Both Hoch and Heartfield were part of the Dada artistic group. For Dadaists art reflected the difficult and turbulent times in which they found themselves. Their art didn’t hold back in its acknowledgement of the everyday street violence, food shortages and the failings of politicians. For many the photomontage was the best way to express their feelings through art. The photographic element brings a sense of ‘truth’ while the juxtapositioning added a dream-like quality. In discussing the superior quality of photography over painting in the political commentary in Dadaism and of Heartfield’s work in particular, Hughes argues that:

“Only the realism of the photograph, its ineluctably factual content, made his work credible and, to this day, unanswerable.” (Hughes, 1991: 73)

So, having done the ‘pre reading’ for this exercise, I set about making my own work. Leafing through magazines and newspapers I became a bit frustrated as nearly all of the larger images, that would serve as the background, had text imposed on them – it’s something magazine editors can’t resist. Also and more significantly, I was struggling to come up with an idea.

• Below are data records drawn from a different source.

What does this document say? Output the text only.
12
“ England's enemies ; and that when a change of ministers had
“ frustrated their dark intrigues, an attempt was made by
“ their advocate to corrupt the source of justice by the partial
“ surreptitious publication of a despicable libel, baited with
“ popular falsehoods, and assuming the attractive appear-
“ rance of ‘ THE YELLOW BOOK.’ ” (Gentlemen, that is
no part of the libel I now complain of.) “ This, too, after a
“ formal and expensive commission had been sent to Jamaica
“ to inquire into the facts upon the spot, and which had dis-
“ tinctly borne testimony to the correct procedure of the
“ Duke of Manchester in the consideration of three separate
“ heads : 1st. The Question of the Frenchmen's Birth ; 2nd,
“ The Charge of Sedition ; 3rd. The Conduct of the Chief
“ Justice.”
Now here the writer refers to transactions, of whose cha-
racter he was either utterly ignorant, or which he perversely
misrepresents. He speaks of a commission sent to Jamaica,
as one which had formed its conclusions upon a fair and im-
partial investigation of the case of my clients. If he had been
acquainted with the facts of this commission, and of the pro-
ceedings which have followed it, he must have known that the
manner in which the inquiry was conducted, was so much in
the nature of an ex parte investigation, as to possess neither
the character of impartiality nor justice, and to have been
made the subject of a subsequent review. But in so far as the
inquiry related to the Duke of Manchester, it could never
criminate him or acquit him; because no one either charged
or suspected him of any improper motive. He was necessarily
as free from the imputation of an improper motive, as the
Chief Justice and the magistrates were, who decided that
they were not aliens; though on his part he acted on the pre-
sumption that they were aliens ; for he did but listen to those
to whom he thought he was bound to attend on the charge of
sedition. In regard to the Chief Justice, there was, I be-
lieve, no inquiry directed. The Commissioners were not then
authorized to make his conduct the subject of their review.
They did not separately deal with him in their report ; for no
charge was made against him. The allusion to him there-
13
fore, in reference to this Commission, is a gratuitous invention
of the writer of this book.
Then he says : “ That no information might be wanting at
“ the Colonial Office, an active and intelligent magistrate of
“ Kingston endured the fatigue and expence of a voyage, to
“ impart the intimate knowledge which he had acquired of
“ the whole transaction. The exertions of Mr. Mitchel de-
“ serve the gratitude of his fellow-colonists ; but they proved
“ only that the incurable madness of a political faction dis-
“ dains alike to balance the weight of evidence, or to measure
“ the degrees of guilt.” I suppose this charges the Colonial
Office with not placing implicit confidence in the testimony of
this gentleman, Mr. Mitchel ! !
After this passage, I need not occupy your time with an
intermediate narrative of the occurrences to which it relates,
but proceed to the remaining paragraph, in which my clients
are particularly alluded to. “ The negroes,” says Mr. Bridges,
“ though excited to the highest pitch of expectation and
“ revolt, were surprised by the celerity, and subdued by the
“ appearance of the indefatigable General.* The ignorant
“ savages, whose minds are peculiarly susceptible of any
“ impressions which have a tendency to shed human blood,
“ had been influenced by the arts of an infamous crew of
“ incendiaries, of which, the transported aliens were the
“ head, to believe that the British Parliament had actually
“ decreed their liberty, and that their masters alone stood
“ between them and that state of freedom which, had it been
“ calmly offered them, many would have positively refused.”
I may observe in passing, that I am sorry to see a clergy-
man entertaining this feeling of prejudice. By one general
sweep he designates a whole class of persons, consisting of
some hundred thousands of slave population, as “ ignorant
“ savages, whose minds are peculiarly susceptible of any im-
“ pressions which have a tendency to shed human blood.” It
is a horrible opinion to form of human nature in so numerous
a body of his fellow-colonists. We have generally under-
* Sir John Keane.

What I really wanted to do was emulate this early 20th century German political photomontage I’d just researched. I am a political animal at heart and I wanted to express something about how I feel. Magazines and newspapers would provide me with found images and as these were failing me I decided to look elsewhere; to the internet where a wider range of images was available.

So, with a range of printed photographs, a pair of scissors and a ‘Prit stick’ I set about creating this, my own piece of political photomontage. And if anyone is struggling to understand it, it’s not about Brexit!


Ex. 4.7 Juxtaposition




Robert Hughes (1991) ‘The Shock of the New’ Thames & Hudso



Exercise 4.5 Layers – Look Who’s Back!

In the early days of my FiP journey I feel I treated the exercises in a rather clinically way. When photos of shadows were needed, I photographed shadows, when blurred movement was required I sought out the same. I appreciate the exercises are there for us to consider a function of the camera or particular approaches and techniques in image making. But as my photography is evolving I’m increasingly seeing opportunities within the exercises to make the kind of images or shoot the kind of subject matter that appeals to me.

That said, the creative process cannot be rushed too much. I pondered over this exercise for a few days, as initially my mind was blank. So, it required the use of a window and reflections to create a layered image with foreground and back background. There was an easy option involving large retail spaces. I work not for from shops like Tesco, M & S, and Next. I could loiter around these, particularly at dusk and take advantage of the large windows and bright lights. Yes I could but it would probably have been a technical and rather soulless response to the exercise. Then, late one evening while relaxing on the sofa the answer was staring me in the face.

Eagle-eyed followers of this blog will know that chez Dave is blessed with a conservatory. If you’ve missed it don’t worry; it only appears in the periphery due to its need for a good tidy up and de-clutter. Staring through the sitting room window into the conservatory I spied all the reflections and layers I needed. After a couple of test shots were taken it was identified that the windowsill also needed a good de-clutter. After some reflection I came up with a solution: the usual domestic detritus was removed and replaced with the three figures used in Ex. 4.1 – an opportunity to revisit this still life. Moreover, with a nod to Part 2’s lighting theme they were then lit from the left with a red cycle light to add a little atmosphere.